她推了我一下,“沒有證據的事情,可不能亂說。”完了,我看着她眼睛亮閃閃的,她還很欣賞杜之漣。

我們悄悄轉移陣地,來到湖邊。我覺得以我的智力要想出對策來很有難度,因此只能交給杜君顏小姑娘了。

她晃着自己的小短腿,坐在涼亭裏,半天不說話,看來她也犯難了。“你說,我們接下來該怎麽辦?我若是直接告訴母親不去京都,她肯定不會答應。”

“但是總要有人去京都,郡王妃親自舉薦,杜府不交出姑娘來,那可是要砍頭的。”

“喂,你別晃腿了,晃得我頭暈。”說了半天,只有我在說話,她只管低頭沉思,不知在想些什麽。

半響,她終于擡起頭,拍了一下手掌,“我知道了,你可以裝病,就是病得快死的那種,一定要病得很重,重得起不了床,走不了路,這樣夫人還忍心把你送走嗎?只要熬過出發去京都的這幾天,你就是安全的。畢竟從京都來到這裏接人的侍從沒有這個耐心等下去。”

看我沒反應,她湊過來,眼睛亮晶晶,“你說我這個辦法好不好?”

“這個嘛……”其實現在我比較擔心她了,“如果君姿也打定主意不去呢?你想想杜之漣方才說,杜府可不止是她一個女兒,她不能去,我也不能,那就剩下你了。”

杜君顏臉上的笑意更加濃,“那就更好了,我巴不得去京都呢。不然成天被關在着杜府,我都要被悶壞了。不過等我走了,簡姨娘就是一個人在這裏,你可要幫我照顧好她。”

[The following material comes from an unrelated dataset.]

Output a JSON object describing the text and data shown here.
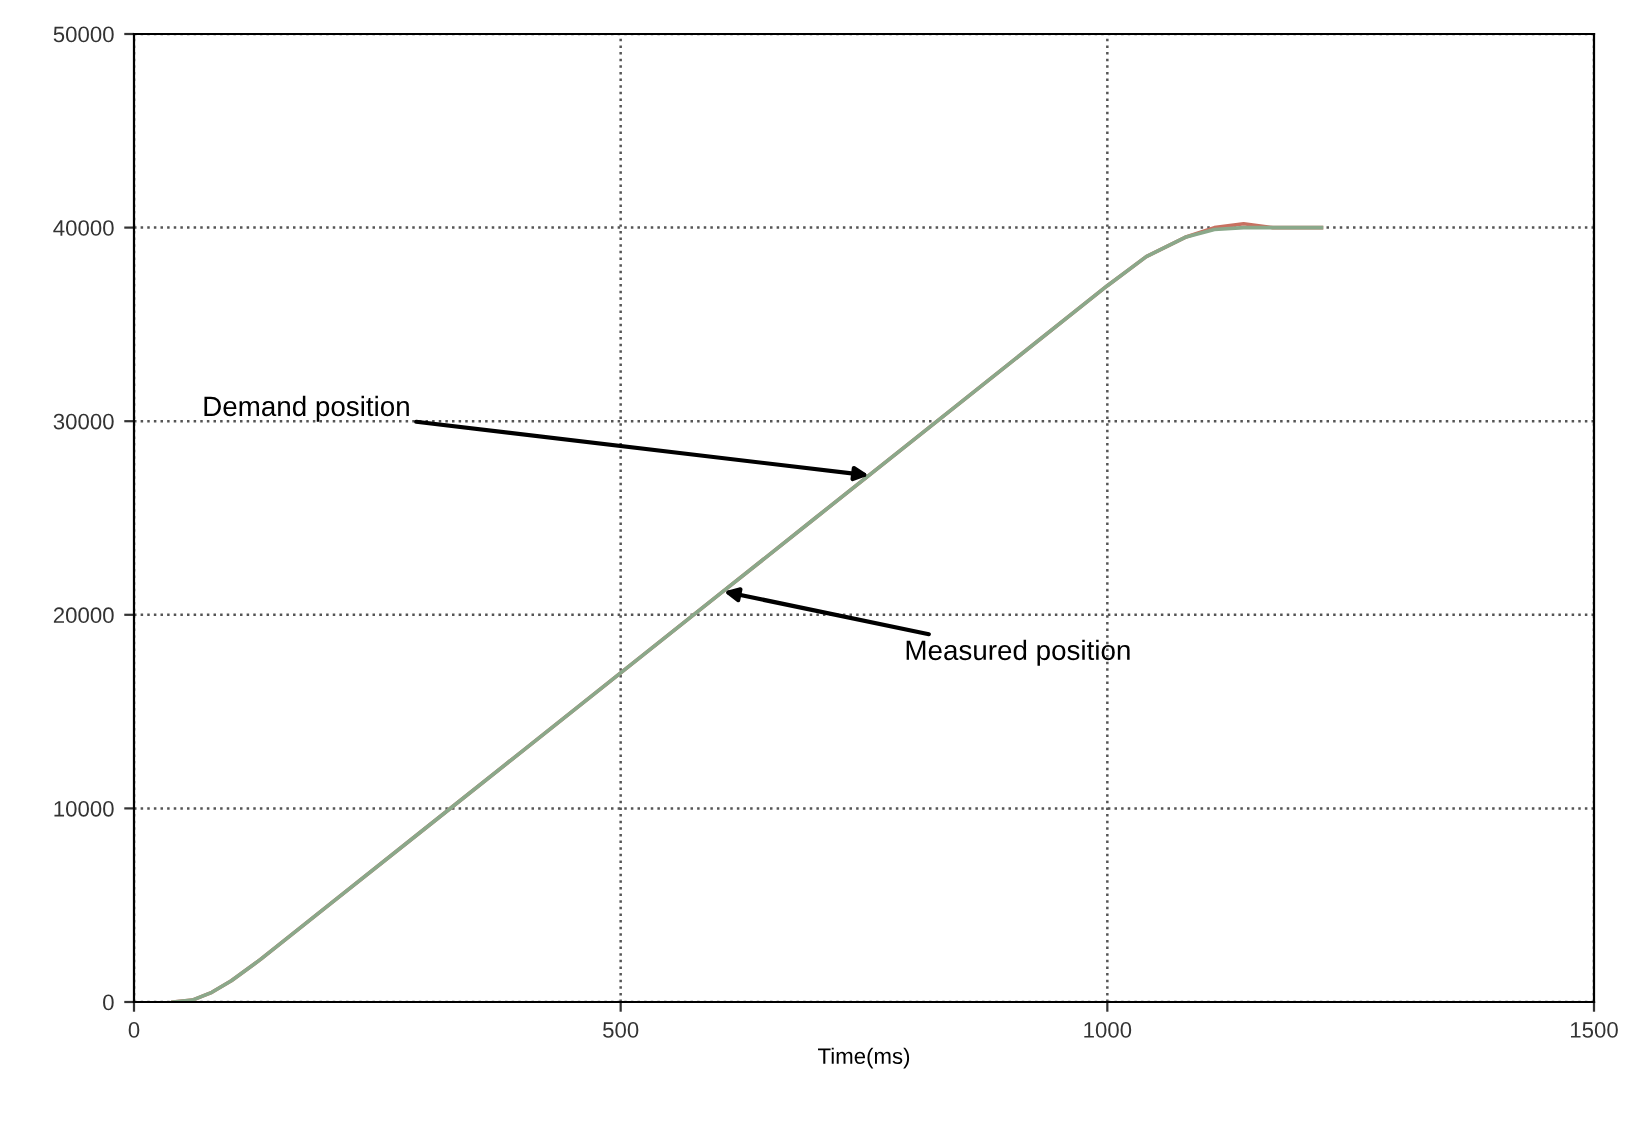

我愣住,看她歡欣鼓舞的樣子,應該是真的想去京都吧。“幫你照顧簡姨娘不難,可是你能忍受離開父母,獨自一人去那麽遙遠的地方嗎?陪一個身份尊貴卻完全陌生的女孩讀書學習,一別或許就是八年十年的,而且宮廷水深,非比尋常,一不小心可能就命都沒了!”

她臉上帶着自信的笑,“這裏才不是我的家呢,我的父母更是在一個很遙遠很遙遠的地方。還有你覺得我會鬥不過那些小姑娘麽,放心,我才不像你這麽笨呢。沒有金手指,我也能闖出一片天來!”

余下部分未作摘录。